Добрый отец! Он так верит в сны!.. Но и меня это тревожит... Я прекрасно знаю, что сон ровно ничего не значит, ничего не пророчит; меня удивляет только эта сила воспоминаний до мельчайших подробностей. Например, я совсем забыла про своего любимца, старого Жучку, а во сне вспомнила; еще у него было ухо откушено, чужая собака откусила. На няне был тот самый платок - черный, с красными крапинками, - что мать в день моих именин подарила. Тогда к обеду был суп, жареная утка и пирожное желе... Говорят, такая мелочность и связность воспоминаний бывает у утопающих и преступников в минуту казни... "Хорошенькие женщины и преступники особенно чувствительны к постороннему взгляду..." Откуда это я взяла? Я почти пугаюсь этих строк... Как будто, помимо моей воли, во мне говорит что-то другое, вполне от меня независимое... Вздор! Не надо поддаваться слабости.
Напишу домой... Милые мои, простите, не осуждайте меня! Я люблю вас всей душой, люблю больше, чем когда бы то ни было, но должна расстаться с вами..."

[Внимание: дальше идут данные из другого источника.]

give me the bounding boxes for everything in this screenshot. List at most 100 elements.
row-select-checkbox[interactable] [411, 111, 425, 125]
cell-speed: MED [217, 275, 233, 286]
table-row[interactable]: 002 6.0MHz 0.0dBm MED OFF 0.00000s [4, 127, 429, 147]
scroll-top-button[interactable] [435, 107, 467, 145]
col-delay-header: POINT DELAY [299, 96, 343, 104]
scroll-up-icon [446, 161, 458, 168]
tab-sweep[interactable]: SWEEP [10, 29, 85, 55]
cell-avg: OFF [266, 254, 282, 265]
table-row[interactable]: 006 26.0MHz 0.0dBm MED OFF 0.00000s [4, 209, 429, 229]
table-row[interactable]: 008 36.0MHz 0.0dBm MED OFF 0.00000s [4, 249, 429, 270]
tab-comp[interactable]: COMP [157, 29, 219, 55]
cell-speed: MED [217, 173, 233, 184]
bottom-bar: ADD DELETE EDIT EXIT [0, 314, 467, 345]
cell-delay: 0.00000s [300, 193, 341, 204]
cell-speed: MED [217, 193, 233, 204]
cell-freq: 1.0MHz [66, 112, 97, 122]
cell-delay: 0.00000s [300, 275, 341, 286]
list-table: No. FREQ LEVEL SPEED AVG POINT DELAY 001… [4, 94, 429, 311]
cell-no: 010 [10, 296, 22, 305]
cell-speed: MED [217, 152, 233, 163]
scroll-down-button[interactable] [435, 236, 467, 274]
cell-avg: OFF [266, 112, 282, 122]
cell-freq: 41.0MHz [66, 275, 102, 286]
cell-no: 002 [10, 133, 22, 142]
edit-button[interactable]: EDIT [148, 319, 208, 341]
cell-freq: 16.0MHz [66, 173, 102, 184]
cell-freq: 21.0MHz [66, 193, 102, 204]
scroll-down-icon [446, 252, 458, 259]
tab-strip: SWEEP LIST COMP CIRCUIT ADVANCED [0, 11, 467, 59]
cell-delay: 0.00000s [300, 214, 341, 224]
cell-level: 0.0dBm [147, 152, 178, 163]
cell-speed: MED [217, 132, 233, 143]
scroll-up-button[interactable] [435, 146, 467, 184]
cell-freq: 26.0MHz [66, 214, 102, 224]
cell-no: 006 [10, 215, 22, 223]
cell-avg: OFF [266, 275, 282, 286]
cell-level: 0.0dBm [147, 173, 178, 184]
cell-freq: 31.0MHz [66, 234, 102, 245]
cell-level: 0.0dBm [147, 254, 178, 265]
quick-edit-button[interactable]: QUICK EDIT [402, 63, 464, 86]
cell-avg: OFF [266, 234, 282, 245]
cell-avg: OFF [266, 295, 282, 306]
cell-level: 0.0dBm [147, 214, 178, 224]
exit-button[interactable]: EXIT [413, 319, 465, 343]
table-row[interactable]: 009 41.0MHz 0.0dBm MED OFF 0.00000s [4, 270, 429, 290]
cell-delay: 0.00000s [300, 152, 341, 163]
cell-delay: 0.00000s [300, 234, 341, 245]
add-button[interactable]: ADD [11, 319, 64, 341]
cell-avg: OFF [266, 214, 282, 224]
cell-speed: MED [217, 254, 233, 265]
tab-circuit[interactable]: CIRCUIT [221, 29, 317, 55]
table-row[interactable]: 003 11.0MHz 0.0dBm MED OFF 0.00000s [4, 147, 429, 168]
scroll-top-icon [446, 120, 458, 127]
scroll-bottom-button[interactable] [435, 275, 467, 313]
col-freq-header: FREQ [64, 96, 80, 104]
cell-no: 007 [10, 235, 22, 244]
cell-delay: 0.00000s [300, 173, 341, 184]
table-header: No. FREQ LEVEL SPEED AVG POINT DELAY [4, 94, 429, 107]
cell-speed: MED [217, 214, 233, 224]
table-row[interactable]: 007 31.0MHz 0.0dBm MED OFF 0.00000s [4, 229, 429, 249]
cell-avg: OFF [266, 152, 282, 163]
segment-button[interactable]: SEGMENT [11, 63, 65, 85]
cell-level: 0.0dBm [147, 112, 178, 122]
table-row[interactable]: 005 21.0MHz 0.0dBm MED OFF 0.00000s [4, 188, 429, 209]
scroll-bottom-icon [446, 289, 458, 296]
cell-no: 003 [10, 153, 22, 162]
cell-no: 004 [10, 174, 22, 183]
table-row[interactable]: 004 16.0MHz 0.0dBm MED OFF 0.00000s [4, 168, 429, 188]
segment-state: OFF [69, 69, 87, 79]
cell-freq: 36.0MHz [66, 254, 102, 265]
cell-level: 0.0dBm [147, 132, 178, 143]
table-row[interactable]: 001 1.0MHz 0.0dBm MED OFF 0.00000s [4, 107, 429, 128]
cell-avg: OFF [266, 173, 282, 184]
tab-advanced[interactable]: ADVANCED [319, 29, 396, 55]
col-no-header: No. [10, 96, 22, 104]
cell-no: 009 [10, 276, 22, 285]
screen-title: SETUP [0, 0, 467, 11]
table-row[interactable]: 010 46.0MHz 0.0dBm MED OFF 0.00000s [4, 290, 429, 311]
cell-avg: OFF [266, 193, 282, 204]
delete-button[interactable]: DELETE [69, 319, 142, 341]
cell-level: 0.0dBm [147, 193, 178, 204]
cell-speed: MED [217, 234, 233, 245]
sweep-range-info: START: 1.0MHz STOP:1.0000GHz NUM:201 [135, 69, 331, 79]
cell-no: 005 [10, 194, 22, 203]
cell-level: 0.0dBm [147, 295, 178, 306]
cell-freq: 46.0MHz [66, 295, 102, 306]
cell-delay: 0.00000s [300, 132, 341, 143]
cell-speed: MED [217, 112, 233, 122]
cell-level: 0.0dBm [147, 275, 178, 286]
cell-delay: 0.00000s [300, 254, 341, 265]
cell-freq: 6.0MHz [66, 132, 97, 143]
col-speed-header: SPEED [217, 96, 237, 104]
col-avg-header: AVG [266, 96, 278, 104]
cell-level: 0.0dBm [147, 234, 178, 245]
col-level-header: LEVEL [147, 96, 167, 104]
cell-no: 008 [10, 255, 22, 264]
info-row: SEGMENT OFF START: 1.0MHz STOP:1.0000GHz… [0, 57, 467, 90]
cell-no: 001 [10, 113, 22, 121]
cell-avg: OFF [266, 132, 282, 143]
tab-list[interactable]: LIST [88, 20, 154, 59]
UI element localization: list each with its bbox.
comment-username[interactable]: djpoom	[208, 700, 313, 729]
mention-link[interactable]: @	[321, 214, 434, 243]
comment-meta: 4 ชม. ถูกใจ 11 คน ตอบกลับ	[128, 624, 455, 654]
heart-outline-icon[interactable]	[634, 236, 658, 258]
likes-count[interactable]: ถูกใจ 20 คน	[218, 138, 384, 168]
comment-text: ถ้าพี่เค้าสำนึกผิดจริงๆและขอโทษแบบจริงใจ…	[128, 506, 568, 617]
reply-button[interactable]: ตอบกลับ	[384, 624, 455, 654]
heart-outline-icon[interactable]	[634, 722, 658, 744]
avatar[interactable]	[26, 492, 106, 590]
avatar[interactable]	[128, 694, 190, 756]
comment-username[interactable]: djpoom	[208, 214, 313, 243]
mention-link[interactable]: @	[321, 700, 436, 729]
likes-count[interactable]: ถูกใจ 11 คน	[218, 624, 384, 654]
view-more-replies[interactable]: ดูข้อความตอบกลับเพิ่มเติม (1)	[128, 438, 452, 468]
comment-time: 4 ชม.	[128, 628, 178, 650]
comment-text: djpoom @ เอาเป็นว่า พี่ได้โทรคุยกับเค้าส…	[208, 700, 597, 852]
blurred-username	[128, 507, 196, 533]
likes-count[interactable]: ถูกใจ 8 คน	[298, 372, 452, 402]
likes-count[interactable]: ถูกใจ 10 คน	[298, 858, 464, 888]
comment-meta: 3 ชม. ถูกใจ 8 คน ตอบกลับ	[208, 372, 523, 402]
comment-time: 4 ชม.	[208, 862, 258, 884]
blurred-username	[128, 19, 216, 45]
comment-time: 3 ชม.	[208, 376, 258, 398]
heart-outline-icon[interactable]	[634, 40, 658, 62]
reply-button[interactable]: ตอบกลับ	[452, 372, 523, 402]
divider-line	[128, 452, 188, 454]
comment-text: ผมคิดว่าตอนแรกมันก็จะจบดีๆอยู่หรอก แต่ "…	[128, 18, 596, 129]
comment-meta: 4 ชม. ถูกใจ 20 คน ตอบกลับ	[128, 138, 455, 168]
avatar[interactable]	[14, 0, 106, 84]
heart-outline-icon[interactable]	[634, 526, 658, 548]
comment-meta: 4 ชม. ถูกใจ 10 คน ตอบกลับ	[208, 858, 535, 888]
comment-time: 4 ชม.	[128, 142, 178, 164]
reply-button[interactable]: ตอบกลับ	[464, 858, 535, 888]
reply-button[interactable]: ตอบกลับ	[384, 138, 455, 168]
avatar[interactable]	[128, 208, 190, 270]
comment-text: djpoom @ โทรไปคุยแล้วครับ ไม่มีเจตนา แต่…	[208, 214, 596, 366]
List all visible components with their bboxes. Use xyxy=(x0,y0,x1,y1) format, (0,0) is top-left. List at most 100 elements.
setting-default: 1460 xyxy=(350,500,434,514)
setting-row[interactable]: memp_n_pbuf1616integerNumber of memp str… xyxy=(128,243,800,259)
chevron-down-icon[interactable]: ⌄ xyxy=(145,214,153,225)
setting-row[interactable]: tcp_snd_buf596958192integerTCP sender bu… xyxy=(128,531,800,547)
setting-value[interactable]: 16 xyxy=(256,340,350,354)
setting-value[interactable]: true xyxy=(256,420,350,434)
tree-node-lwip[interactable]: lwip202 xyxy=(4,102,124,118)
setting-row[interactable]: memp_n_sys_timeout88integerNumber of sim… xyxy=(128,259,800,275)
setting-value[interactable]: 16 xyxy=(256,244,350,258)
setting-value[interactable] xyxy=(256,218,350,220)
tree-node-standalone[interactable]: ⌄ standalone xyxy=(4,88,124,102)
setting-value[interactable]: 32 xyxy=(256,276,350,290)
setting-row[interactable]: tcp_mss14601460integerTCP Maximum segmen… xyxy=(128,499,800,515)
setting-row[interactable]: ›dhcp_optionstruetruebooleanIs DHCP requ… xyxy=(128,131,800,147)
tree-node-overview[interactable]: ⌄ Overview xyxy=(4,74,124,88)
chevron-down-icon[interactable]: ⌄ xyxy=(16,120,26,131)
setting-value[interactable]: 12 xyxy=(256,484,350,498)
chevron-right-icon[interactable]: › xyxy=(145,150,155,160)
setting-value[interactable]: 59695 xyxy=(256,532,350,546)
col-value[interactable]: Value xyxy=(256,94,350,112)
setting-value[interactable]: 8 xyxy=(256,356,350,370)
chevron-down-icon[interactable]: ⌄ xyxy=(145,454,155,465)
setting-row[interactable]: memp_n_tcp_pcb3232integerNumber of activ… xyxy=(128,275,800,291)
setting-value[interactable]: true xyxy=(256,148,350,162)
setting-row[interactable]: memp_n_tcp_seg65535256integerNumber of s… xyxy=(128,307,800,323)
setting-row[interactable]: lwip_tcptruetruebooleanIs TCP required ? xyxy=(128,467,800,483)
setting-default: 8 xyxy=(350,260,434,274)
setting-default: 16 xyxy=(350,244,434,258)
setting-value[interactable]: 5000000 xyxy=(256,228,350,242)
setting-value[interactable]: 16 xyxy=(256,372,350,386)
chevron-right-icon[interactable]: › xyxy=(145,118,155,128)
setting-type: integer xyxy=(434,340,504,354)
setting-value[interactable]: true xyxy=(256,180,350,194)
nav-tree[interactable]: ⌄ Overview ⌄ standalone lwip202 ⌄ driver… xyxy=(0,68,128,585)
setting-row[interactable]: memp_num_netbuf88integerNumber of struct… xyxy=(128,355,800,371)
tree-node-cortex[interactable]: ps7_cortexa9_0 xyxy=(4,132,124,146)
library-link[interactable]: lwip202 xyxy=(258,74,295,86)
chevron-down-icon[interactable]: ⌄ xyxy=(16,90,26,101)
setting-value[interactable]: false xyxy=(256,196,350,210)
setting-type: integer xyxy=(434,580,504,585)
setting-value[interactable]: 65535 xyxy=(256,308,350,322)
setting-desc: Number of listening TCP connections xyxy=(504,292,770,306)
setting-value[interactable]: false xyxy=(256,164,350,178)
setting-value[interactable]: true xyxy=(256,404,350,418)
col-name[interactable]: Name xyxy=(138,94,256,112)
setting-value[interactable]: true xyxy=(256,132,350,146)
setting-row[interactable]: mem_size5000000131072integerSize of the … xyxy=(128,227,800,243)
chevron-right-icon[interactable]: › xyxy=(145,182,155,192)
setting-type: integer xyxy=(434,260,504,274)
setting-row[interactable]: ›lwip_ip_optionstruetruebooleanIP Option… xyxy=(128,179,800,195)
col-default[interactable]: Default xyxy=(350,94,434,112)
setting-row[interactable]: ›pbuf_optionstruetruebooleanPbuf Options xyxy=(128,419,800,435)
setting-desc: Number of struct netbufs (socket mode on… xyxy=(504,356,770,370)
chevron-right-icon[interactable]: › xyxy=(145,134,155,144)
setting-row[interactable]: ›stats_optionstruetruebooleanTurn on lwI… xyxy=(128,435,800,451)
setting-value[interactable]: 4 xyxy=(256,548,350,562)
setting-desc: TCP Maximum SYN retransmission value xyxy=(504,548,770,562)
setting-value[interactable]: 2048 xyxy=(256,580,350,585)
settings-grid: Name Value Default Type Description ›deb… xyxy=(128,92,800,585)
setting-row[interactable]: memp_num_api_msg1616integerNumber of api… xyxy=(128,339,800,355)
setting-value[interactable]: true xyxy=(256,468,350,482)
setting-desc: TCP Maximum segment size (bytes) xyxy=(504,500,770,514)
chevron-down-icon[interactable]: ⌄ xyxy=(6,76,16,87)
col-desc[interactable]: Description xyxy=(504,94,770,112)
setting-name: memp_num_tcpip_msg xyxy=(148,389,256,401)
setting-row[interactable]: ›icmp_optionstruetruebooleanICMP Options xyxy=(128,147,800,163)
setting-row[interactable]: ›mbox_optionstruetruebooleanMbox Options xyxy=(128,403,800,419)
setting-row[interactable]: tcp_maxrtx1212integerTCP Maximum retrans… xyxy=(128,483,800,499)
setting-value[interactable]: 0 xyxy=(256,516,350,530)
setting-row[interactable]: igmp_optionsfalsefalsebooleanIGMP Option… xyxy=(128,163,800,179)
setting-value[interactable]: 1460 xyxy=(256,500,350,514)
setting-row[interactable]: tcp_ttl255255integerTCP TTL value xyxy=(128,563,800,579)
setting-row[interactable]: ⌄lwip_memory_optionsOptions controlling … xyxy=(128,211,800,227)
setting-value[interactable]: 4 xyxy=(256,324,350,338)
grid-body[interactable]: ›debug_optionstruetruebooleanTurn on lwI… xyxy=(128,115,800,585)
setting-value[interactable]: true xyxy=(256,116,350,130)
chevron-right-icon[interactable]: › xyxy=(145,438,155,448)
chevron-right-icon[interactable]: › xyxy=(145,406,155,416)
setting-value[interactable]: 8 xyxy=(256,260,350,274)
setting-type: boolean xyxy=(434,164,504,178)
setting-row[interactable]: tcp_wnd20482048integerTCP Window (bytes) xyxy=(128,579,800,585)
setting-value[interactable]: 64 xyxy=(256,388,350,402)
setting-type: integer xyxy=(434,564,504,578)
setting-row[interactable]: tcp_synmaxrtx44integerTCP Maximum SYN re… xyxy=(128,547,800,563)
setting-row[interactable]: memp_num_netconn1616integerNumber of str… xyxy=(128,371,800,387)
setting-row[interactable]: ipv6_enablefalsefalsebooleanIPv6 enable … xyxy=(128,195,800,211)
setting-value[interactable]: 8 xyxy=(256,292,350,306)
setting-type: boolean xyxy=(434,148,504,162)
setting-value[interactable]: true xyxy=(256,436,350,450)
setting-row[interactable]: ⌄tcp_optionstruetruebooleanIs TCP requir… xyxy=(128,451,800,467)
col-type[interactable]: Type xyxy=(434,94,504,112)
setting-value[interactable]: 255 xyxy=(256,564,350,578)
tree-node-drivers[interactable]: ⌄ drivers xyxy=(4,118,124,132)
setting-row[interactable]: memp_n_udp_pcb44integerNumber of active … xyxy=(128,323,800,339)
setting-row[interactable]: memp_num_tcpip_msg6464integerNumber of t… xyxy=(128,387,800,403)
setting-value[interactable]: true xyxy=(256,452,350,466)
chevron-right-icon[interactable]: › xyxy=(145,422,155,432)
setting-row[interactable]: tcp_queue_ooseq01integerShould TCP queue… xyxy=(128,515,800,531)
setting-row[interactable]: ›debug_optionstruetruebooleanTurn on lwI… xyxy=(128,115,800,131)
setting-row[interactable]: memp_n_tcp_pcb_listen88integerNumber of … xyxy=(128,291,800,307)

Этим заканчивался (в начале апреля) дневник, очень небольшой и заведенный, по-видимому, исключительно для "героя". В книжках тоже ничего больше не было о любви. Но оставался еще неразъясненным вопрос: что же Вольдемар? Я еще раз перелистал его notes и вдруг в самом конце заметил письмо. Оно было написано незнакомым, видимо измененным и искусственным почерком, но тем не менее ясно выдавало автора. Вот оно:
"Милостивый государь! Долг честного гражданина заставляет меня обратить ваше внимание на девицу Наталью Семеновну Кирикову, проживающую по Болотной улице, в доме No 18, кв. 6, которая, во-первых, занимается проституцией без надлежащего на то от полиции разрешения и узаконенного билета, а во-вторых, отличается неблагонадежным образом мыслей. Чтобы вы, милостивый государь, не сочли моего заявления голословным и не отказались принять относительно вышеименованной проститутки надлежащих мер, прилагаю при сем ее записную книжку и дневник, которые, надеюсь, слишком даже докажут верность моих слов".
Когда он добыл и как потерял такие драгоценные документы, написал ли новое письмо, возымело ли оно какое-нибудь действие, а также стал ли он после этого издавать газету - дело темное. Во всяком случае, он выдал расписку, что его роман кончился.